An Escape From Lockdowns
The pandemic years only served to fuel Byron’s popularity: Warm weather, beautiful beaches, art and culture, trendy boutiques and restaurants and, perhaps crucially, minimal lockdowns, saw city-dwellers flee their gray confines and settle in this northern-NSW regional town.
During this time, the Byron market “saw an uplift in values of 57% between May 2020 and April 2022,” which, when compared to trough-to-peak movements of 28% in Sydney and 48% in greater New South Wales, has likely been one of the largest upswings nationally, Ms. Owens said.
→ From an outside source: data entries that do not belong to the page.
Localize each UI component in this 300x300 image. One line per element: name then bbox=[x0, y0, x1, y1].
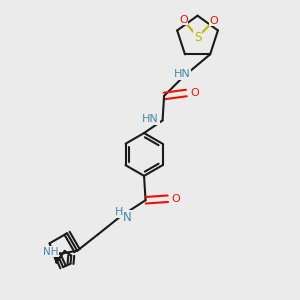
Text: O: O bbox=[179, 15, 188, 25]
Text: HN: HN bbox=[142, 114, 159, 124]
Text: NH: NH bbox=[43, 247, 59, 257]
Text: N: N bbox=[123, 211, 132, 224]
Text: HN: HN bbox=[173, 69, 190, 79]
Text: O: O bbox=[172, 194, 181, 204]
Text: O: O bbox=[209, 16, 218, 26]
Text: S: S bbox=[194, 31, 201, 44]
Text: H: H bbox=[115, 207, 123, 218]
Text: O: O bbox=[190, 88, 199, 98]
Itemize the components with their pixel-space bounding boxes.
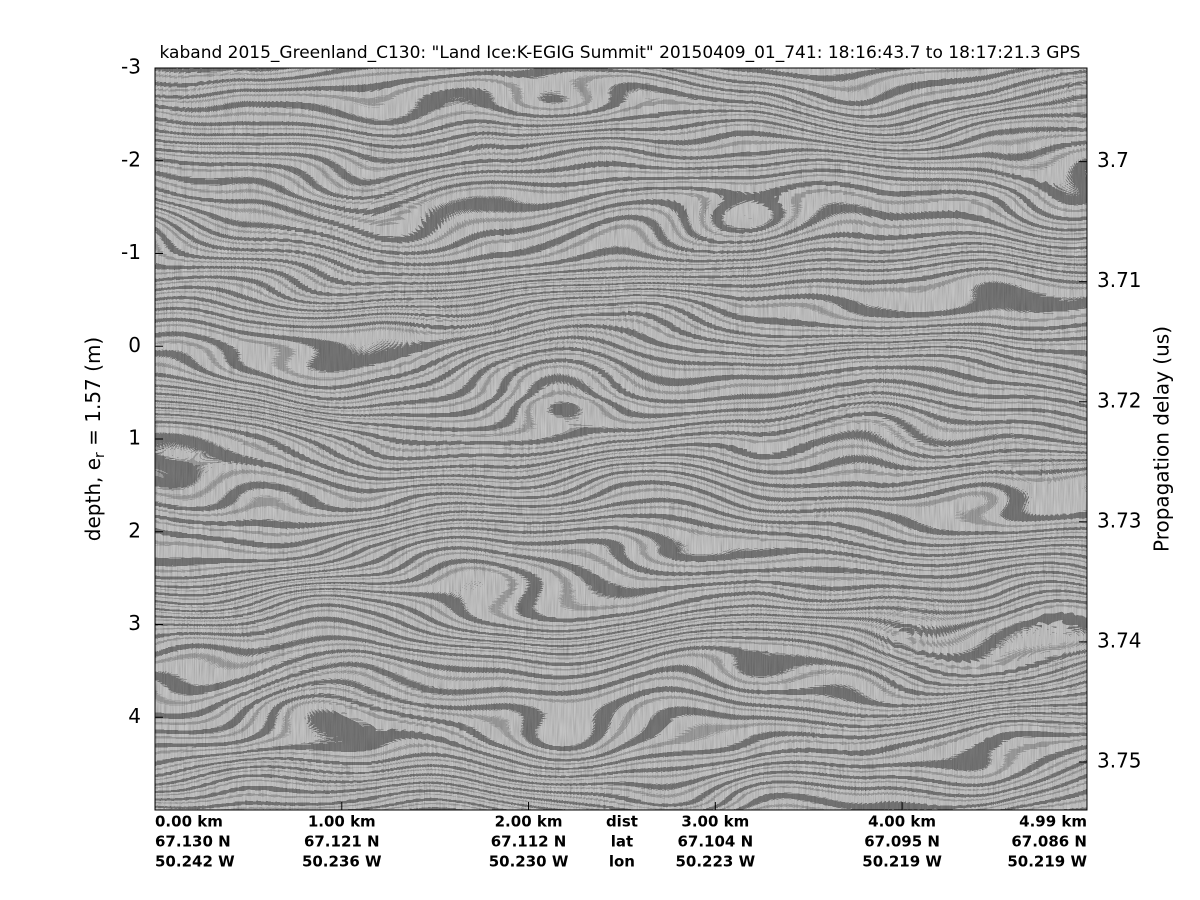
y-tick-label: -3 bbox=[121, 55, 141, 79]
lon-label: 50.236 W bbox=[302, 853, 382, 871]
y2-axis-label: Propagation delay (us) bbox=[1150, 326, 1174, 552]
lat-label: 67.130 N bbox=[155, 833, 231, 851]
y-tick-label: 2 bbox=[128, 518, 141, 542]
row-name: dist bbox=[606, 813, 638, 831]
y2-tick-label: 3.71 bbox=[1097, 268, 1142, 292]
x-tick-label: 1.00 km bbox=[308, 813, 376, 831]
y-tick-label: 1 bbox=[128, 426, 141, 450]
lat-label: 67.121 N bbox=[304, 833, 380, 851]
row-name: lon bbox=[609, 853, 635, 871]
y-label-part: depth, e bbox=[81, 458, 105, 541]
y-tick-label: 4 bbox=[128, 704, 141, 728]
y-axis-label: depth, er = 1.57 (m) bbox=[81, 337, 109, 541]
y-tick-label: 3 bbox=[128, 611, 141, 635]
x-tick-label: 0.00 km bbox=[155, 813, 223, 831]
lat-label: 67.112 N bbox=[491, 833, 567, 851]
lon-label: 50.242 W bbox=[155, 853, 235, 871]
row-name: lat bbox=[611, 833, 633, 851]
y-label-part: = 1.57 (m) bbox=[81, 337, 105, 452]
lat-label: 67.086 N bbox=[1011, 833, 1087, 851]
x-tick-label: 2.00 km bbox=[495, 813, 563, 831]
y-tick-label: 0 bbox=[128, 333, 141, 357]
lat-label: 67.104 N bbox=[677, 833, 753, 851]
lat-label: 67.095 N bbox=[864, 833, 940, 851]
y2-tick-label: 3.7 bbox=[1097, 148, 1129, 172]
lon-label: 50.230 W bbox=[489, 853, 569, 871]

Knight Frank’s Mr. Elliott noted that as New South Wales closed borders during the pandemic, many of Sydney’s ultra-wealthy population escaped to the most northern point of the state to enjoy the warmer weather by the beach or surrounded by the rainforests located in the luscious hinterland.
“In addition, the emerging work-from-anywhere culture meant a one-hour flight from Sydney could land you in one of Australia’s best lifestyle vicinities boasting cosmopolitan cafés and the finest restaurants, all within reach from a stunning spacious prestige home with endless water views,” he added.
And while Byron has not been immune to price declines amid rapid interest rate rises and extreme weather events such as flooding (Ms. Owens said dwelling values have dropped about 25%) they nonetheless remain 17% higher than at the start of the pandemic uplift.
Byron Bay property remains admired and sought after, Mr. Elliot said, with Knight Frank’s clients continuing to seek generously-sized prestige homes on a large parcel of land with magnificent gardens, as well as the rarer luxury apartments walking distance to the beach, village and nightlife.
“What used to take on average four months to sell a house on the market in mid-2019, the new norm remains steady at two months,” he says.